Похищение Европы - Евгений Водолазкин 39 стр.


Жития святых были для брата Ионы не просто чтением. Они питали его ум и сердце, были для него и праздником, и повседневностью. Особо трогавшие его жизнеописания он переписывал в толстые тетради, которых у него было уже с десяток. Он переписывал их по-русски и по-церковнославянски (все зависело от того, в каком виде они к нему попадали) одинаково тщательно, своим диковинным прямостоящим письмом. Какие-то из записей он время от времени брал на рыбалку и читал их про себя, шевеля тубами. Иногда - перед этим он всегда спрашивал разрешения - он зачитывал мне что-то вслух. Собственно говоря, тетради здесь были излишни, так как все содержавшиеся в них тексты он давно уже знал наизусть. Тем не менее, пересказывая мне то или иное житие, он всегда держал на коленях одну из тетрадей. Расстаться с ними ему не позволяла любовь к письменному слову, которому, как мне казалось, он только и доверял. В этом я окончательно убедился, когда узнал, что без очков Иона вообще мало что мог разобрать. И переписывая эти тексты, и даже привязывая к леске крючок, он непременно надевал массивные пластмассовые очки, прихваченные на дужках изоляционной лентой. При чтении он не надел их ни разу, так же, как ни разу не пересказывал мне житий, не держа в руках тетради. Брат Иона напоминал мне дирижера, знающего в симфонии каждую ноту и все-таки никогда не закрывающего партитуру. Хорошее исполнение должно иметь свои условности.

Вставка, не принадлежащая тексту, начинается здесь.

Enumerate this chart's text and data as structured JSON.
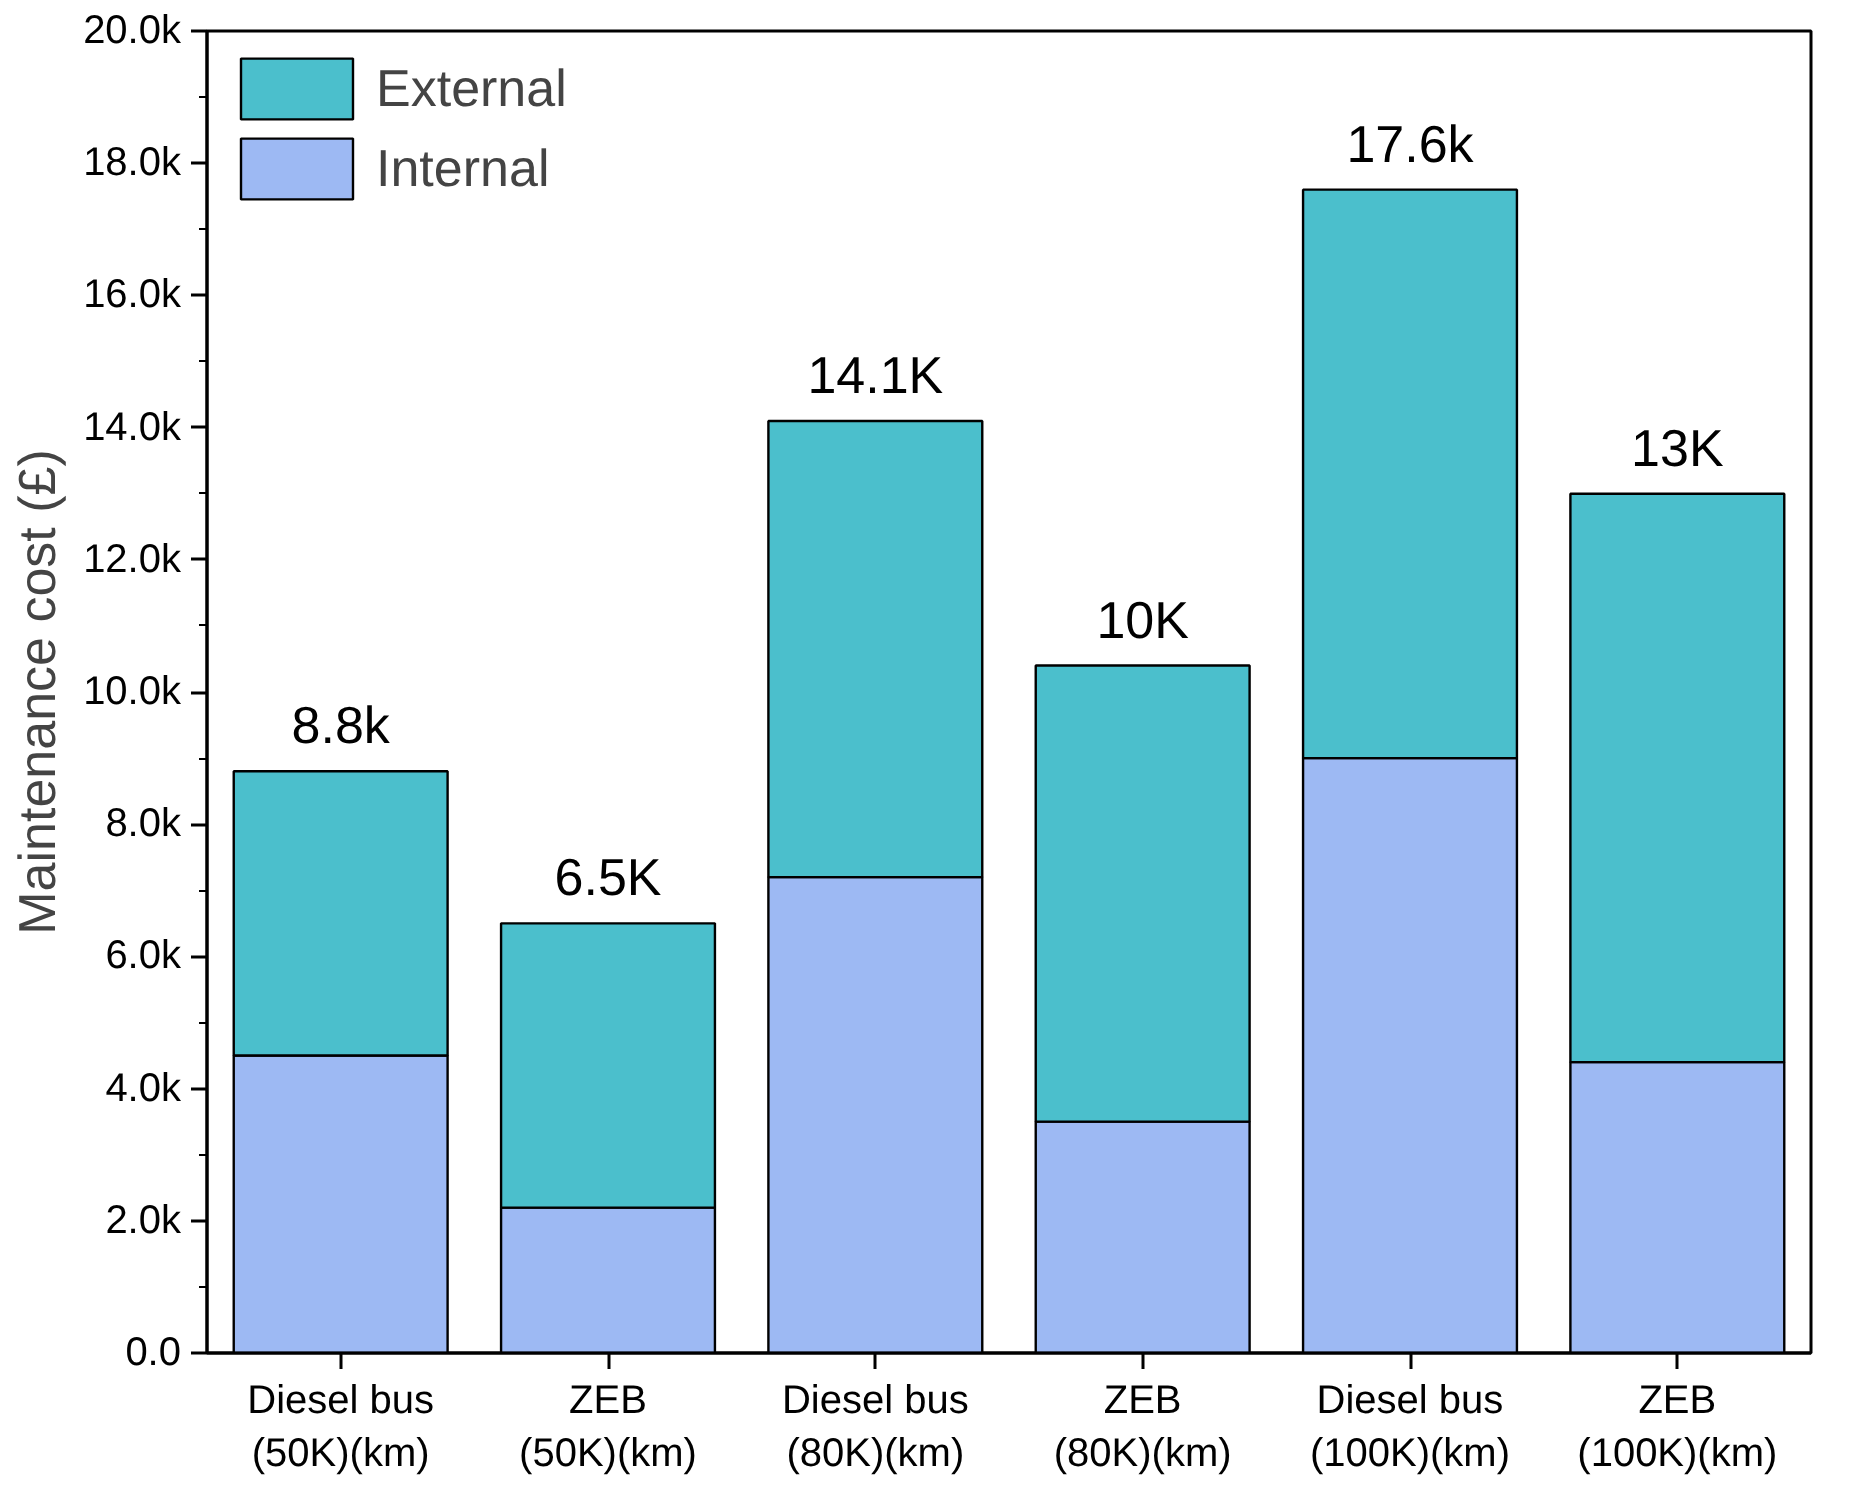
{
  "chart_data": {
    "type": "bar",
    "ylabel": "Maintenance cost (£)",
    "stacked": true,
    "categories": [
      "Diesel bus\n(50K)(km)",
      "ZEB\n(50K)(km)",
      "Diesel bus\n(80K)(km)",
      "ZEB\n(80K)(km)",
      "Diesel bus\n(100K)(km)",
      "ZEB\n(100K)(km)"
    ],
    "series": [
      {
        "name": "Internal",
        "color": "#9db9f3",
        "values": [
          4500,
          2200,
          7200,
          3500,
          9000,
          4400
        ]
      },
      {
        "name": "External",
        "color": "#4bbfcc",
        "values": [
          4300,
          4300,
          6900,
          6900,
          8600,
          8600
        ]
      }
    ],
    "totals": [
      "8.8k",
      "6.5K",
      "14.1K",
      "10K",
      "17.6k",
      "13K"
    ],
    "ylim": [
      0,
      20000
    ],
    "yticks": [
      {
        "value": 0,
        "label": "0.0"
      },
      {
        "value": 2000,
        "label": "2.0k"
      },
      {
        "value": 4000,
        "label": "4.0k"
      },
      {
        "value": 6000,
        "label": "6.0k"
      },
      {
        "value": 8000,
        "label": "8.0k"
      },
      {
        "value": 10000,
        "label": "10.0k"
      },
      {
        "value": 12000,
        "label": "12.0k"
      },
      {
        "value": 14000,
        "label": "14.0k"
      },
      {
        "value": 16000,
        "label": "16.0k"
      },
      {
        "value": 18000,
        "label": "18.0k"
      },
      {
        "value": 20000,
        "label": "20.0k"
      }
    ],
    "grid": false,
    "legend": "top left"
  }
}
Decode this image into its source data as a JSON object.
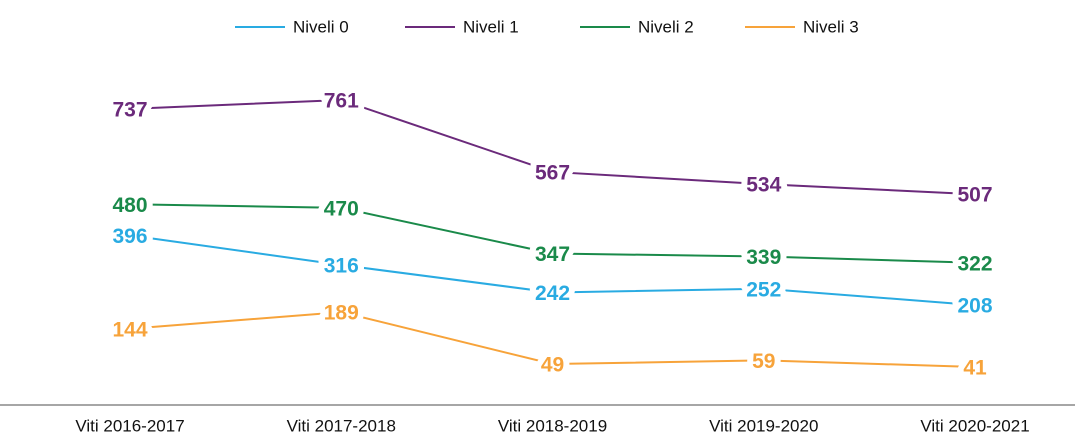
{
  "chart_data": {
    "type": "line",
    "categories": [
      "Viti 2016-2017",
      "Viti 2017-2018",
      "Viti 2018-2019",
      "Viti 2019-2020",
      "Viti 2020-2021"
    ],
    "series": [
      {
        "name": "Niveli 0",
        "color": "#29abe2",
        "values": [
          396,
          316,
          242,
          252,
          208
        ]
      },
      {
        "name": "Niveli 1",
        "color": "#6b2a7b",
        "values": [
          737,
          761,
          567,
          534,
          507
        ]
      },
      {
        "name": "Niveli 2",
        "color": "#1a8a4a",
        "values": [
          480,
          470,
          347,
          339,
          322
        ]
      },
      {
        "name": "Niveli 3",
        "color": "#f7a33a",
        "values": [
          144,
          189,
          49,
          59,
          41
        ]
      }
    ],
    "legend": "top"
  }
}
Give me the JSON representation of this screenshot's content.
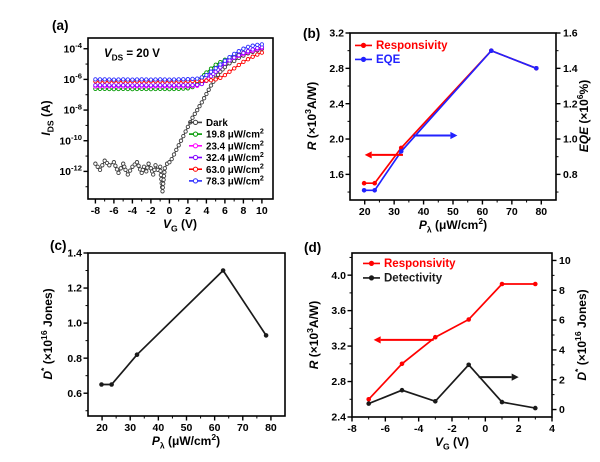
{
  "figure_background": "#ffffff",
  "chart_data": [
    {
      "id": "a",
      "panel_label": "(a)",
      "type": "line",
      "xlabel": "*V*_{G} (V)",
      "ylabel": "*I*_{DS} (A)",
      "xlim": [
        -8.8,
        11.2
      ],
      "ylim": [
        -13.8,
        -3.3
      ],
      "y_scale": "log10-exponent",
      "xticks": {
        "major": [
          {
            "v": -8,
            "l": "-8"
          },
          {
            "v": -6,
            "l": "-6"
          },
          {
            "v": -4,
            "l": "-4"
          },
          {
            "v": -2,
            "l": "-2"
          },
          {
            "v": 0,
            "l": "0"
          },
          {
            "v": 2,
            "l": "2"
          },
          {
            "v": 4,
            "l": "4"
          },
          {
            "v": 6,
            "l": "6"
          },
          {
            "v": 8,
            "l": "8"
          },
          {
            "v": 10,
            "l": "10"
          }
        ],
        "minor": [
          -7,
          -5,
          -3,
          -1,
          1,
          3,
          5,
          7,
          9
        ]
      },
      "yticks": {
        "major": [
          {
            "v": -4,
            "l": "10^{-4}"
          },
          {
            "v": -6,
            "l": "10^{-6}"
          },
          {
            "v": -8,
            "l": "10^{-8}"
          },
          {
            "v": -10,
            "l": "10^{-10}"
          },
          {
            "v": -12,
            "l": "10^{-12}"
          }
        ],
        "minor": [
          -5,
          -7,
          -9,
          -11,
          -13
        ]
      },
      "annotations": [
        {
          "type": "text",
          "text": "*V*_{DS} = 20 V",
          "color": "#000000"
        }
      ],
      "legend": {
        "items": [
          {
            "label": "Dark",
            "color": "#3f3f3f",
            "textColor": "#000000"
          },
          {
            "label": "19.8 μW/cm^{2}",
            "color": "#009900",
            "textColor": "#000000"
          },
          {
            "label": "23.4 μW/cm^{2}",
            "color": "#ff00ff",
            "textColor": "#000000"
          },
          {
            "label": "32.4 μW/cm^{2}",
            "color": "#8000ff",
            "textColor": "#000000"
          },
          {
            "label": "63.0 μW/cm^{2}",
            "color": "#ff0000",
            "textColor": "#000000"
          },
          {
            "label": "78.3 μW/cm^{2}",
            "color": "#2e2eff",
            "textColor": "#000000"
          }
        ]
      },
      "series": [
        {
          "name": "Dark",
          "color": "#3f3f3f",
          "axis": "y",
          "marker": "open",
          "x": [
            -8,
            -7.5,
            -7,
            -6.5,
            -6,
            -5.5,
            -5,
            -4.75,
            -4.5,
            -4,
            -3.5,
            -3,
            -2.75,
            -2.5,
            -2.25,
            -2,
            -1.75,
            -1.5,
            -1.25,
            -1,
            -0.75,
            -0.5,
            -0.25,
            0,
            0.25,
            0.5,
            0.75,
            1,
            1.25,
            1.5,
            2,
            2.5,
            3,
            3.5,
            4,
            4.5,
            5,
            5.5,
            6,
            6.5,
            7,
            7.5,
            8,
            8.5,
            9,
            9.5,
            10
          ],
          "y": [
            -11.5,
            -11.9,
            -11.3,
            -11.6,
            -11.4,
            -12.1,
            -11.5,
            -11.9,
            -12.2,
            -11.7,
            -11.4,
            -12.1,
            -11.7,
            -12.0,
            -11.5,
            -11.8,
            -12.2,
            -11.6,
            -11.9,
            -11.7,
            -13.3,
            -11.8,
            -11.5,
            -11.4,
            -11.2,
            -10.9,
            -10.6,
            -10.3,
            -10.0,
            -9.7,
            -9.1,
            -8.5,
            -8.0,
            -7.5,
            -6.95,
            -6.4,
            -5.9,
            -5.5,
            -5.2,
            -4.95,
            -4.8,
            -4.6,
            -4.45,
            -4.3,
            -4.2,
            -4.1,
            -4.02
          ]
        },
        {
          "name": "19.8",
          "color": "#009900",
          "axis": "y",
          "marker": "open",
          "x": [
            -8,
            -7,
            -6,
            -5,
            -4,
            -3,
            -2,
            -1,
            0,
            1,
            2,
            2.5,
            3,
            3.5,
            4,
            4.5,
            5,
            5.5,
            6,
            6.5,
            7,
            7.5,
            8,
            8.5,
            9,
            9.5,
            10
          ],
          "y": [
            -6.62,
            -6.62,
            -6.63,
            -6.62,
            -6.63,
            -6.62,
            -6.63,
            -6.62,
            -6.63,
            -6.62,
            -6.58,
            -6.5,
            -6.25,
            -5.9,
            -5.55,
            -5.3,
            -5.05,
            -4.87,
            -4.72,
            -4.58,
            -4.46,
            -4.36,
            -4.26,
            -4.17,
            -4.09,
            -4.01,
            -3.95
          ]
        },
        {
          "name": "23.4",
          "color": "#ff00ff",
          "axis": "y",
          "marker": "open",
          "x": [
            -8,
            -7,
            -6,
            -5,
            -4,
            -3,
            -2,
            -1,
            0,
            1,
            2,
            3,
            3.5,
            4,
            4.5,
            5,
            5.5,
            6,
            6.5,
            7,
            7.5,
            8,
            8.5,
            9,
            9.5,
            10
          ],
          "y": [
            -6.46,
            -6.46,
            -6.45,
            -6.46,
            -6.45,
            -6.46,
            -6.45,
            -6.46,
            -6.45,
            -6.46,
            -6.45,
            -6.42,
            -6.3,
            -6.05,
            -5.7,
            -5.4,
            -5.15,
            -4.93,
            -4.76,
            -4.6,
            -4.47,
            -4.35,
            -4.24,
            -4.14,
            -4.04,
            -3.95
          ]
        },
        {
          "name": "32.4",
          "color": "#8000ff",
          "axis": "y",
          "marker": "open",
          "x": [
            -8,
            -7,
            -6,
            -5,
            -4,
            -3,
            -2,
            -1,
            0,
            1,
            2,
            3,
            3.5,
            4,
            4.5,
            5,
            5.5,
            6,
            6.5,
            7,
            7.5,
            8,
            8.5,
            9,
            9.5,
            10
          ],
          "y": [
            -6.38,
            -6.38,
            -6.39,
            -6.38,
            -6.39,
            -6.38,
            -6.39,
            -6.38,
            -6.39,
            -6.38,
            -6.38,
            -6.36,
            -6.3,
            -6.1,
            -5.8,
            -5.5,
            -5.22,
            -4.97,
            -4.76,
            -4.58,
            -4.42,
            -4.28,
            -4.16,
            -4.05,
            -3.96,
            -3.9
          ]
        },
        {
          "name": "63.0",
          "color": "#ff0000",
          "axis": "y",
          "marker": "open",
          "x": [
            -8,
            -7,
            -6,
            -5,
            -4,
            -3,
            -2,
            -1,
            0,
            1,
            2,
            3,
            4,
            4.5,
            5,
            5.5,
            6,
            6.5,
            7,
            7.5,
            8,
            8.5,
            9,
            9.5,
            10
          ],
          "y": [
            -6.12,
            -6.12,
            -6.11,
            -6.12,
            -6.11,
            -6.12,
            -6.11,
            -6.12,
            -6.11,
            -6.12,
            -6.11,
            -6.1,
            -6.08,
            -6.05,
            -6.0,
            -5.9,
            -5.72,
            -5.5,
            -5.28,
            -5.06,
            -4.86,
            -4.68,
            -4.52,
            -4.38,
            -4.25
          ]
        },
        {
          "name": "78.3",
          "color": "#2e2eff",
          "axis": "y",
          "marker": "open",
          "x": [
            -8,
            -7,
            -6,
            -5,
            -4,
            -3,
            -2,
            -1,
            0,
            1,
            2,
            3,
            3.5,
            4,
            4.5,
            5,
            5.5,
            6,
            6.5,
            7,
            7.5,
            8,
            8.5,
            9,
            9.5,
            10
          ],
          "y": [
            -6.0,
            -6.0,
            -6.01,
            -6.0,
            -6.01,
            -6.0,
            -6.01,
            -6.0,
            -6.01,
            -6.0,
            -5.99,
            -5.95,
            -5.87,
            -5.72,
            -5.5,
            -5.27,
            -5.03,
            -4.78,
            -4.55,
            -4.34,
            -4.16,
            -4.0,
            -3.88,
            -3.8,
            -3.75,
            -3.72
          ]
        }
      ]
    },
    {
      "id": "b",
      "panel_label": "(b)",
      "type": "line",
      "xlabel": "*P*_{λ} (μW/cm^{2})",
      "ylabel": "*R* (×10^{3}A/W)",
      "y2label": "*EQE* (×10^{6}%)",
      "xlim": [
        15,
        85
      ],
      "ylim": [
        1.31,
        3.2
      ],
      "y2lim": [
        0.655,
        1.6
      ],
      "xticks": {
        "major": [
          {
            "v": 20,
            "l": "20"
          },
          {
            "v": 30,
            "l": "30"
          },
          {
            "v": 40,
            "l": "40"
          },
          {
            "v": 50,
            "l": "50"
          },
          {
            "v": 60,
            "l": "60"
          },
          {
            "v": 70,
            "l": "70"
          },
          {
            "v": 80,
            "l": "80"
          }
        ],
        "minor": [
          25,
          35,
          45,
          55,
          65,
          75
        ]
      },
      "yticks": {
        "major": [
          {
            "v": 1.6,
            "l": "1.6"
          },
          {
            "v": 2.0,
            "l": "2.0"
          },
          {
            "v": 2.4,
            "l": "2.4"
          },
          {
            "v": 2.8,
            "l": "2.8"
          },
          {
            "v": 3.2,
            "l": "3.2"
          }
        ],
        "minor": [
          1.4,
          1.8,
          2.2,
          2.6,
          3.0
        ]
      },
      "y2ticks": {
        "major": [
          {
            "v": 0.8,
            "l": "0.8"
          },
          {
            "v": 1.0,
            "l": "1.0"
          },
          {
            "v": 1.2,
            "l": "1.2"
          },
          {
            "v": 1.4,
            "l": "1.4"
          },
          {
            "v": 1.6,
            "l": "1.6"
          }
        ],
        "minor": [
          0.7,
          0.9,
          1.1,
          1.3,
          1.5
        ]
      },
      "legend": {
        "items": [
          {
            "label": "Responsivity",
            "color": "#ff0000",
            "textColor": "#ff0000"
          },
          {
            "label": "EQE",
            "color": "#2222ff",
            "textColor": "#2222ff"
          }
        ]
      },
      "annotations": [
        {
          "type": "arrow",
          "color": "#ff0000",
          "axis": "y",
          "from": [
            33,
            1.82
          ],
          "to": [
            20,
            1.82
          ]
        },
        {
          "type": "arrow",
          "color": "#2222ff",
          "axis": "y",
          "from": [
            36.5,
            2.04
          ],
          "to": [
            51.5,
            2.04
          ]
        }
      ],
      "series": [
        {
          "name": "Responsivity",
          "color": "#ff0000",
          "axis": "y",
          "marker": "dot",
          "x": [
            19.8,
            23.4,
            32.4,
            63.0,
            78.3
          ],
          "y": [
            1.5,
            1.5,
            1.9,
            3.0,
            2.8
          ]
        },
        {
          "name": "EQE",
          "color": "#2222ff",
          "axis": "y2",
          "marker": "dot",
          "x": [
            19.8,
            23.4,
            32.4,
            63.0,
            78.3
          ],
          "y": [
            0.71,
            0.71,
            0.93,
            1.5,
            1.4
          ]
        }
      ]
    },
    {
      "id": "c",
      "panel_label": "(c)",
      "type": "line",
      "xlabel": "*P*_{λ} (μW/cm^{2})",
      "ylabel": "*D*^{*} (×10^{16} Jones)",
      "xlim": [
        15,
        85
      ],
      "ylim": [
        0.47,
        1.4
      ],
      "xticks": {
        "major": [
          {
            "v": 20,
            "l": "20"
          },
          {
            "v": 30,
            "l": "30"
          },
          {
            "v": 40,
            "l": "40"
          },
          {
            "v": 50,
            "l": "50"
          },
          {
            "v": 60,
            "l": "60"
          },
          {
            "v": 70,
            "l": "70"
          },
          {
            "v": 80,
            "l": "80"
          }
        ],
        "minor": [
          25,
          35,
          45,
          55,
          65,
          75
        ]
      },
      "yticks": {
        "major": [
          {
            "v": 0.6,
            "l": "0.6"
          },
          {
            "v": 0.8,
            "l": "0.8"
          },
          {
            "v": 1.0,
            "l": "1.0"
          },
          {
            "v": 1.2,
            "l": "1.2"
          },
          {
            "v": 1.4,
            "l": "1.4"
          }
        ],
        "minor": [
          0.5,
          0.7,
          0.9,
          1.1,
          1.3
        ]
      },
      "annotations": [],
      "series": [
        {
          "name": "Detectivity",
          "color": "#1a1a1a",
          "axis": "y",
          "marker": "dot",
          "x": [
            19.8,
            23.4,
            32.4,
            63.0,
            78.3
          ],
          "y": [
            0.65,
            0.65,
            0.82,
            1.3,
            0.93
          ]
        }
      ]
    },
    {
      "id": "d",
      "panel_label": "(d)",
      "type": "line",
      "xlabel": "*V*_{G} (V)",
      "ylabel": "*R* (×10^{3}A/W)",
      "y2label": "*D*^{*} (×10^{16} Jones)",
      "xlim": [
        -8,
        4
      ],
      "ylim": [
        2.4,
        4.25
      ],
      "y2lim": [
        -0.5,
        10.5
      ],
      "xticks": {
        "major": [
          {
            "v": -8,
            "l": "-8"
          },
          {
            "v": -6,
            "l": "-6"
          },
          {
            "v": -4,
            "l": "-4"
          },
          {
            "v": -2,
            "l": "-2"
          },
          {
            "v": 0,
            "l": "0"
          },
          {
            "v": 2,
            "l": "2"
          },
          {
            "v": 4,
            "l": "4"
          }
        ],
        "minor": [
          -7,
          -5,
          -3,
          -1,
          1,
          3
        ]
      },
      "yticks": {
        "major": [
          {
            "v": 2.4,
            "l": "2.4"
          },
          {
            "v": 2.8,
            "l": "2.8"
          },
          {
            "v": 3.2,
            "l": "3.2"
          },
          {
            "v": 3.6,
            "l": "3.6"
          },
          {
            "v": 4.0,
            "l": "4.0"
          }
        ],
        "minor": [
          2.6,
          3.0,
          3.4,
          3.8,
          4.2
        ]
      },
      "y2ticks": {
        "major": [
          {
            "v": 0,
            "l": "0"
          },
          {
            "v": 2,
            "l": "2"
          },
          {
            "v": 4,
            "l": "4"
          },
          {
            "v": 6,
            "l": "6"
          },
          {
            "v": 8,
            "l": "8"
          },
          {
            "v": 10,
            "l": "10"
          }
        ],
        "minor": [
          1,
          3,
          5,
          7,
          9
        ]
      },
      "legend": {
        "items": [
          {
            "label": "Responsivity",
            "color": "#ff0000",
            "textColor": "#ff0000"
          },
          {
            "label": "Detectivity",
            "color": "#1a1a1a",
            "textColor": "#1a1a1a"
          }
        ]
      },
      "annotations": [
        {
          "type": "arrow",
          "color": "#ff0000",
          "axis": "y",
          "from": [
            -3.1,
            3.27
          ],
          "to": [
            -6.7,
            3.27
          ]
        },
        {
          "type": "arrow",
          "color": "#1a1a1a",
          "axis": "y",
          "from": [
            -0.4,
            2.85
          ],
          "to": [
            2.0,
            2.85
          ]
        }
      ],
      "series": [
        {
          "name": "Responsivity",
          "color": "#ff0000",
          "axis": "y",
          "marker": "dot",
          "x": [
            -7,
            -5,
            -3,
            -1,
            1,
            3
          ],
          "y": [
            2.6,
            3.0,
            3.3,
            3.5,
            3.9,
            3.9
          ]
        },
        {
          "name": "Detectivity",
          "color": "#1a1a1a",
          "axis": "y2",
          "marker": "dot",
          "x": [
            -7,
            -5,
            -3,
            -1,
            1,
            3
          ],
          "y": [
            0.4,
            1.3,
            0.55,
            3.0,
            0.5,
            0.1
          ]
        }
      ]
    }
  ]
}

Глуховатый голос Ионы хорошо подходил к пастельным тонам рассвета, по-июльски безмятежного и теплого. В это время мы уже сидели на своем обычном месте. Случалось, Иона надолго замолкал. Кое-где над озером плыл негустой туман, и если бы маленький колокол время от времени не отбивал часы, можно было бы подумать, что в мире нет больше звуков. Вода ранним утром была тиха и прозрачна особой черной прозрачностью, не замутненной ни бегущей рябью, ни пляшущими солнечными бликами. Иногда я замечал серебристые бока рыб, круживших около слившегося с глубиной червя. Поплавок начинал подрагивать и чертить неправильные эллипсы, но жест Ионы призывал к терпению.

- Водит, - говорил он шепотом, - дай ей как следует клюнуть.

Поплавок (гусиное перо, воткнутое в крашеную пробку) одним энергичным рывком уходил вниз, и все во мне замирало. Еще не видя рыбы, я чувствовал ее тугое подводное сопротивление. Иногда натянутая, резонирующая леска вдруг слабела ("Подсекать надо было", - улыбался Иона), и я понимал, что рыба сорвалась. Чаще же блестящее трепещущее создание, взмыв к небу и пружиня на леске, медленно опускалось мне в руки. Брать, а тем более снимать с крючка рыбу я привык не сразу. Но даже привыкнув, я не уставал любоваться тем, как мастерски это делает Иона. Я не замечал у него ни одного лишнего движения, а порой и движения вообще. Все происходило как бы само собой: рыба деловито покидала среду обитания и по кратчайшей траектории достигала Ионы, становясь в его ладони маленькой и невесомой. Между тем рыбы, которых нам удавалось ловить, достигали внушительных размеров - особенно лещи.

- Вот он, лещик, как отцом Кириллом и заказано - говорил Иона, поймав такую рыбу.

Он осторожно снимал ее с крючка и пускал в плетеный, до половины погруженный в воду садок.

- А почему заказано? - спрашивал Иона, не ожидая ответа. - Да потому, что так делал преподобный Кирилл Белозерский, покровитель его небесный. Он говорил брату Герману, какую рыбу ему в тот или другой день ловить. Брат Герман ее и ловил. И ничем иным, как одной лишь удочкой: неводом только в престольный праздник ловили, на Успение то есть.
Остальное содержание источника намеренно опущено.